Several of these taxonomic features were also observed in the Yanomami and other hunter-gatherers. The microbiome of these traditional groups has been characterized by higher biodiversity and higher Firmicutes to Bacteroidetes ratio contrasting with urban groups (Figure 1).[1,3-5,14] In Bosman et al.’s study, Firmicutes increased after UVB exposure with the enrichment of Lachnospiraceae, Ruminococcus and Clostridiaeae families.[16] These Firmicutes families were also abundant in the traditional groups, and abundance of other Firmicutes families/genera was also observed. In fact, genera from Firmicutes phylum are biomarkers of Amazonian traditional groups: Roseburia and Enterococcus (Yanomami/Brazil), Streptococcus and Anaerostipes (Yanomami/Venezuela), Eubacterium and Lachnoclostridium (Matses), Intestinomonas, Flavonicater and Magasphaera (Tunapuco).[14] Therefore, we concluded that Firmicutes taxa could be related to the lifestyle, diet, and environment among human groups. Another outstanding factor from Bosman et al.’s study is the fact that Proteobacteria was enriched after UVB light exposure.[16] A high abundance of Proteobacteria was a unique feature within the Yanomami gut microbiome when compared to other traditional groups and urban groups (Figure 1).[14] This aspect remained inexplicable and now it seems that the high exposure to UVB light by the Yanomami due to the environment and their particular lifestyle may be related to the enrichment of Proteobacteria. Additionally, the genus Akkermansia from Verrucomicrobia phylum is a Yanomami biomarker and this phylum also presented an increase in few individuals from Bosman et al. after artificial UVB exposure.[14,16] Altogether, the association of UVB light with specific microbiome taxonomic profiles observed in distinct populations leads us to consider that UVB light/sunlight is a tangible factor that should be considered as a modulator of the gut microbiome.

Figure 1.

Boxplot showing the relative abundance of the main phyla identified in each group studied: Bacteroidetes, Firmicutes and Proteobacteria. The Yanomami present high Proteobacteria and higher Firmicutes to Bacteroidetes ratio as Bosman et al’s group exposed to UVB light. This graph was generated based on the relative abundance of the main phyla identified by Kraken in the metagenomes of Yanomami and USA groups, as described in Conteville et al, 2019.[14]

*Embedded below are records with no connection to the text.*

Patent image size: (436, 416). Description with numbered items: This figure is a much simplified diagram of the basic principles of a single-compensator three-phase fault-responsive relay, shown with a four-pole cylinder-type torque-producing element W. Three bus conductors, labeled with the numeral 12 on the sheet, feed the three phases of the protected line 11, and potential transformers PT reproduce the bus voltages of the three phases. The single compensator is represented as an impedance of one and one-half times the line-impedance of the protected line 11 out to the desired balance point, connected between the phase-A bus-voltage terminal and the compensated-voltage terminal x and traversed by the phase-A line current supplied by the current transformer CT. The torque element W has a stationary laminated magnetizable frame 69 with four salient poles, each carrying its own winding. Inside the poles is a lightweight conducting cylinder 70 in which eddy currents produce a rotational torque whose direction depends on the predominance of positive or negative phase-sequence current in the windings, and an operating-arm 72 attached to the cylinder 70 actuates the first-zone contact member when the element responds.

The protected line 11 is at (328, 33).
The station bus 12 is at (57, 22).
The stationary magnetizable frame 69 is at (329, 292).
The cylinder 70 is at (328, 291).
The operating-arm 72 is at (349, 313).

Since the environment represents one of the main forces associated with the inter-person microbiome variability over the host genetics and other factors,[12] further studies on gut microbiome should consider the sunlight exposure and latitude in-depth, as the one originally addressed by Bosman et al. Therefore, a broad exploration of the relationship between human beings, the microbiome and the environment fills gaps in knowledge that can lead us to understand the relationship between the preservation of health and the development of diseases.